Electrosense Active Sensors
Electrosense Active Sensors
Electrosense Spectrum Scan and Occupancy Graphs
Electrosense Spectrum Scan and Occupancy Graphs

In addition to the standard SDR hardware being used, they've also designed a very interesting open hardware/source DC to 6 GHz up/downconverter board. The board is USB controlled, and switches between the upconverter for the lower HF bands, pass through for receiving DC- 1.6 GHz, and the downconverter for receiving up to 6 GHz. It has a 20 MHz output bandwidth which means that wide band SDRs can also make use of it.

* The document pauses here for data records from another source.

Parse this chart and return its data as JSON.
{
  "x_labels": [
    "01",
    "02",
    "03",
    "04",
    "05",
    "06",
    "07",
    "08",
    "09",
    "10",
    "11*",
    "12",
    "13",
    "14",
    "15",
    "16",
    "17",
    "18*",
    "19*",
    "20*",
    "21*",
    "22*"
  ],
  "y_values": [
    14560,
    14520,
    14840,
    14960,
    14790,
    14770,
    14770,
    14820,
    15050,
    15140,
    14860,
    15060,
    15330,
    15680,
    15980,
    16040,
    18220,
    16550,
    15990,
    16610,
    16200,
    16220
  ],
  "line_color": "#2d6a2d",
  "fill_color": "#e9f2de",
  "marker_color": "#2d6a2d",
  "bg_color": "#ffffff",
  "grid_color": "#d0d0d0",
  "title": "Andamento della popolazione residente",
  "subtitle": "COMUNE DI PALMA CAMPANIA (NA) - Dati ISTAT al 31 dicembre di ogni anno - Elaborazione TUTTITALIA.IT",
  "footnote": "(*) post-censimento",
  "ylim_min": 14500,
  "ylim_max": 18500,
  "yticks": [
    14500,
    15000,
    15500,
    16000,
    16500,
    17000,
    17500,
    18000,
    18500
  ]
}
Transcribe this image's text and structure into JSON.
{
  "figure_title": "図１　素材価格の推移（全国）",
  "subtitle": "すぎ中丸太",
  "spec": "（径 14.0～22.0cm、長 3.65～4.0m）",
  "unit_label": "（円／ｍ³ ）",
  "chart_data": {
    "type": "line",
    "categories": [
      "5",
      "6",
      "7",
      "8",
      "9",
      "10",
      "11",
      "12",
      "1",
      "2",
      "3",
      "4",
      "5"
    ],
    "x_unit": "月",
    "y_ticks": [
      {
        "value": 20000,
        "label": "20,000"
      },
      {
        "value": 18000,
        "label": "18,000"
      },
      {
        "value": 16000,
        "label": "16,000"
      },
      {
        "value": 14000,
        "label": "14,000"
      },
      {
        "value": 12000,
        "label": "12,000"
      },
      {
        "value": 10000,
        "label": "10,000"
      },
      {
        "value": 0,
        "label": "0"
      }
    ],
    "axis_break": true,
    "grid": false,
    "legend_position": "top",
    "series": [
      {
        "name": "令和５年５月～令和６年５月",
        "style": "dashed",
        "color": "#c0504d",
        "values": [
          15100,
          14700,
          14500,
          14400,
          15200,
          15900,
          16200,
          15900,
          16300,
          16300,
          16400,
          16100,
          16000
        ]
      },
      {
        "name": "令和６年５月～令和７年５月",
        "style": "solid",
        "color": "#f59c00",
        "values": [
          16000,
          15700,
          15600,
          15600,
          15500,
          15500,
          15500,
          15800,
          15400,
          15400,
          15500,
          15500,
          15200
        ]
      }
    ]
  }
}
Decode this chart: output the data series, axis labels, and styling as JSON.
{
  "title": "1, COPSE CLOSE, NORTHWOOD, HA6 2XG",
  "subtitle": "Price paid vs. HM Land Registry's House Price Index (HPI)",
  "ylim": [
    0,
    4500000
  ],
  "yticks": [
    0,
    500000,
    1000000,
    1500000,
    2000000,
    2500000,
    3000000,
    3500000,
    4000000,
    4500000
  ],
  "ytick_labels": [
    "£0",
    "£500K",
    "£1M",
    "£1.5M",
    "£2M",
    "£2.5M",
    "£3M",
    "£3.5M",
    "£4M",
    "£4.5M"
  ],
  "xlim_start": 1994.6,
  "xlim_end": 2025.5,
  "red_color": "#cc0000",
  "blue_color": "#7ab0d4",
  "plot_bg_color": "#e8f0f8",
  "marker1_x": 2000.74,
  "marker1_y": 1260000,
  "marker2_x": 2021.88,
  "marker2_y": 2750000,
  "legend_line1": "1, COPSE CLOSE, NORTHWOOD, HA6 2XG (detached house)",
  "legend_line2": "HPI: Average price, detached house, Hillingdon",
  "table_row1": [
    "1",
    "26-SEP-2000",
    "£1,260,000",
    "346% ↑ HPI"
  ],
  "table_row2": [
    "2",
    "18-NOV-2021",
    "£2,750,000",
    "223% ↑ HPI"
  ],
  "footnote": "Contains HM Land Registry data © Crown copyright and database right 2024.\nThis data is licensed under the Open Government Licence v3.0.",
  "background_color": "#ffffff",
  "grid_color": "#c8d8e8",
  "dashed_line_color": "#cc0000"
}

Electrosense Up/Downconverter
Electrosense Up/Downconverter

The Electrosense website notes that anyone can host a sensor, and if you meet their criteria (permanent internet connection, ethernet connectivity and a low interference location) you can apply for a free kit. If you aren't selected for a free kit, then the Jetvision store based in Europe is selling Electrosense kits that include an RTL-SDR Blog V3, Raspberry Pi 3, power supply, SD card with preinstalled Electrosense software, and either our multipurpose dipole antenna, or a wideband discone with 15m of low loss cable for roof mounting.

The Electrosense team have been working hard on this project and have already published several related papers and a magazine article about the Electrosense network and it's use cases. One interesting paper discusses a method for decoding wideband signals using a network of non-coherent RTL-SDRs. Another paper discusses using using deep learning for automatic signal classification. The full list of publications can be found on their publications page.

If you're interested in this type of crowd sourced spectrum project, then you might also want to take a look at the KiwiSDR which is a networked 0 - 30 MHz SDR. Multiple crowd sourced KiwiSDR's can be used in a TDoA calculation for determining transmitter locations.